ASSEGURANDO A EDUCAÇÃO EM TEMPOS DE COVID-19: O CASO DO PROJECTO NORAD

Thursday 22 October 2020

O Projecto NORAD da Save the Children, em parceria com o Governo da Província de Manica, implementam desde Maio de 2020, a estratégia de ensino baseado nas famílias para evitar a desistência dos alunos nas escolas das regiões mais recônditas durante as restrições impostas pela pandemia da COVID-19 e que afectam a educação das crianças de forma particular. Neste âmbito foram treinados 436 professores ambulantes e 520 promotores comunitários de leitura para responder a cerca de 50,142 alunos nos distritos de Macossa, Tambara, Machaze e Manica.
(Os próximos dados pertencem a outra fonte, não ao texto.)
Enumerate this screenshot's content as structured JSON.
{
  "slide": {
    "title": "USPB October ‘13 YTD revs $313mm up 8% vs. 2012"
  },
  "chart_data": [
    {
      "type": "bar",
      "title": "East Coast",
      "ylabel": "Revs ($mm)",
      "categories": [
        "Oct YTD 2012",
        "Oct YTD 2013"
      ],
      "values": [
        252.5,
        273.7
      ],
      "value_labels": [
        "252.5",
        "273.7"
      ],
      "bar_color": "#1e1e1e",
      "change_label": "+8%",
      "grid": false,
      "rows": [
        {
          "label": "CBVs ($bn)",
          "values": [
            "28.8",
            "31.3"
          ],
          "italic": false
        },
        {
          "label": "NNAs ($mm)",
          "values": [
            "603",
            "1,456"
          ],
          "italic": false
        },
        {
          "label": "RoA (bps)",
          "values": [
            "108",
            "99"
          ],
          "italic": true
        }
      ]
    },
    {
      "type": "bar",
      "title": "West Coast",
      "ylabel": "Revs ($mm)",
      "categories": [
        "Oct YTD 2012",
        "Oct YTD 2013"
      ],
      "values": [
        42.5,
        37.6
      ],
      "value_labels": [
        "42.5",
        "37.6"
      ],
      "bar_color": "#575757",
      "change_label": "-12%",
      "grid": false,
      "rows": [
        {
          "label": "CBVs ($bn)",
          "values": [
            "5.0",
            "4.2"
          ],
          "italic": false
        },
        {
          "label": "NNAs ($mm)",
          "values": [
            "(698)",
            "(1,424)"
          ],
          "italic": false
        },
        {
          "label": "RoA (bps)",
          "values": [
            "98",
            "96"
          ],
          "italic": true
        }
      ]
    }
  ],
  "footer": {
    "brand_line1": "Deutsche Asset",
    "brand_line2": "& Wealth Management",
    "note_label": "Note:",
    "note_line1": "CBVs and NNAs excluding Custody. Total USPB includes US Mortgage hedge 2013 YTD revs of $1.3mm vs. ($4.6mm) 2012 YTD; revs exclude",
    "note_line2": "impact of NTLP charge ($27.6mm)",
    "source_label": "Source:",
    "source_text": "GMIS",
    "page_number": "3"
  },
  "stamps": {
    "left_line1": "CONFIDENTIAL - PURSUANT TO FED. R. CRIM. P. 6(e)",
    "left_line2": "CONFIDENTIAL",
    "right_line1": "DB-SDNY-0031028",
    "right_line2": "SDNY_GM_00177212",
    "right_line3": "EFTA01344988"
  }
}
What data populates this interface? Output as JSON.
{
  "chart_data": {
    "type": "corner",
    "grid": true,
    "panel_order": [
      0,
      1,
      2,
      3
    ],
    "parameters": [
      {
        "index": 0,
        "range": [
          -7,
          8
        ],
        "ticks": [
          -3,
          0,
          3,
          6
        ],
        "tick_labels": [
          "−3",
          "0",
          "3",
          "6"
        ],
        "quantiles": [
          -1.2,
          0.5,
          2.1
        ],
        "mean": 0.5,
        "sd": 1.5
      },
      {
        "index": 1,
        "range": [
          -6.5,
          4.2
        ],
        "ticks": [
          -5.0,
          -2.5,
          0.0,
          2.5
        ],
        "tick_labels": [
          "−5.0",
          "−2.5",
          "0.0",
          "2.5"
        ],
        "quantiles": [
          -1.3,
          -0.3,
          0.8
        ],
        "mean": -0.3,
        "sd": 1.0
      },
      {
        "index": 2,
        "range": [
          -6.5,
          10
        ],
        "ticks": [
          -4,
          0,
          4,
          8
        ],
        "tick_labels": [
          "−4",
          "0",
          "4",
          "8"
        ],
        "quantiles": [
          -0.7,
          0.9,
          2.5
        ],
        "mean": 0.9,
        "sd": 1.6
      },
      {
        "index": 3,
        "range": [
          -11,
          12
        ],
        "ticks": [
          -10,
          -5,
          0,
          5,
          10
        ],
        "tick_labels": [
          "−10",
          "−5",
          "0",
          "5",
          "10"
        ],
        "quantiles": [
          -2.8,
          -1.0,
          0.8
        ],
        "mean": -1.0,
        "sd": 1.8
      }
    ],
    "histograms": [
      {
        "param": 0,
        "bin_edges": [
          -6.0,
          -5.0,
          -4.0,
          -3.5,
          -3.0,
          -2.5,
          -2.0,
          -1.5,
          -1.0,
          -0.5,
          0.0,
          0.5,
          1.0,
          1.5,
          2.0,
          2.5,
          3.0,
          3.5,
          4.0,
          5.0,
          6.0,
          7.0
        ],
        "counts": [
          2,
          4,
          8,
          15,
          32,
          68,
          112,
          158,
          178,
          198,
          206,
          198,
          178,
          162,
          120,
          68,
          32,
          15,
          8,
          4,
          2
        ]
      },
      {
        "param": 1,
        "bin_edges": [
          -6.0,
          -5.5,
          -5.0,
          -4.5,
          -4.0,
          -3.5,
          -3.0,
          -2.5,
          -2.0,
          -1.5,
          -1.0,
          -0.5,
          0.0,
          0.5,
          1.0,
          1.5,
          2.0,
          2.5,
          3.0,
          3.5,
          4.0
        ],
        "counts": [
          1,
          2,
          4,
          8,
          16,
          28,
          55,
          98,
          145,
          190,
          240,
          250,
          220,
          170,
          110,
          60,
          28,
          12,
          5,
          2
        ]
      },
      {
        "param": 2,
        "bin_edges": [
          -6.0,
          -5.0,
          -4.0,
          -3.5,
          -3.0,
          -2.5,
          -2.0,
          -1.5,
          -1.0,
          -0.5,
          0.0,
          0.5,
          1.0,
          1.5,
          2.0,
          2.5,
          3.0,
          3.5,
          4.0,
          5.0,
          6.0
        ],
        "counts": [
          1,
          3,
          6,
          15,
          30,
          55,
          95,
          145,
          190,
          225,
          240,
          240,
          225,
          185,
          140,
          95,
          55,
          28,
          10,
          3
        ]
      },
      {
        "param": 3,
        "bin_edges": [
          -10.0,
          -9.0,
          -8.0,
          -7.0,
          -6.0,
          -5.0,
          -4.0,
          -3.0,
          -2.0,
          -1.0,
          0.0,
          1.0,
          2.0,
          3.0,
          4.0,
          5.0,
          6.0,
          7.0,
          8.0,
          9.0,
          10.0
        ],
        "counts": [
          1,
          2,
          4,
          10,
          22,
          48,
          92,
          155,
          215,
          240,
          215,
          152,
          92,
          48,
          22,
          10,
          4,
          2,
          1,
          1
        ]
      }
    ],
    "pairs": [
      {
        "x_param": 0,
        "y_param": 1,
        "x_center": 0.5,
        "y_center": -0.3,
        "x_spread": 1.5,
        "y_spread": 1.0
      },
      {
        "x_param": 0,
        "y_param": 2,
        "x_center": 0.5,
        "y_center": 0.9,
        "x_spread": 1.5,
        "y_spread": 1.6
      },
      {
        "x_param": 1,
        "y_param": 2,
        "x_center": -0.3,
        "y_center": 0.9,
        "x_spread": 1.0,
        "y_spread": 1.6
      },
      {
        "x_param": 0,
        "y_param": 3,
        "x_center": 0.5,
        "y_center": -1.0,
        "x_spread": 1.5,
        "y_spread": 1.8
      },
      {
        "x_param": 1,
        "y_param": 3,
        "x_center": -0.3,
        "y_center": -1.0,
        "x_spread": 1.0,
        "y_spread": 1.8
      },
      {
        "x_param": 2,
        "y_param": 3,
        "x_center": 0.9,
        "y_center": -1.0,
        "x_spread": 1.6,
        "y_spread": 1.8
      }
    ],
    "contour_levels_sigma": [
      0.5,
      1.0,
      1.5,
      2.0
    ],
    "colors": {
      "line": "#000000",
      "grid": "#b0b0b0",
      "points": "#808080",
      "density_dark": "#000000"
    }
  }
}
Em Março de 2020 o Estado Moçambicano decretou o Estado de Emergência como medida para prevenir e conter uma rápida propagação da COVID-19. Dentre as restrições impostas, foram encerradas todas as escolas do país. E para que os alunos mantivessem o ritmo escolar, as matérias passariam a ser lecionadas em casa através de aulas nos canais públicos de televisão e da rádio televisivas e também a partir de fichas de exercícios que os pais e/ou encarregados de educação deveriam levantar nas escolas dos seus filhos e/ou educandos.

A realidade de alguns distritos recônditos da província Manica, porém, mostrou não só a escassez de material de reprodução de fichas de exercício para os alunos, como também que muitas famílias não possuem um aparelho de rádio ou televisão, para não mencionar o facto de muitas comunidades não estarem ligadas à rede de energia eléctrica.  O distrito de Macossa, por exemplo, não tem rádio comunitária, o que torna praticamente impossível aos alunos continuar a estudar nos moldes propostos pelo Governo.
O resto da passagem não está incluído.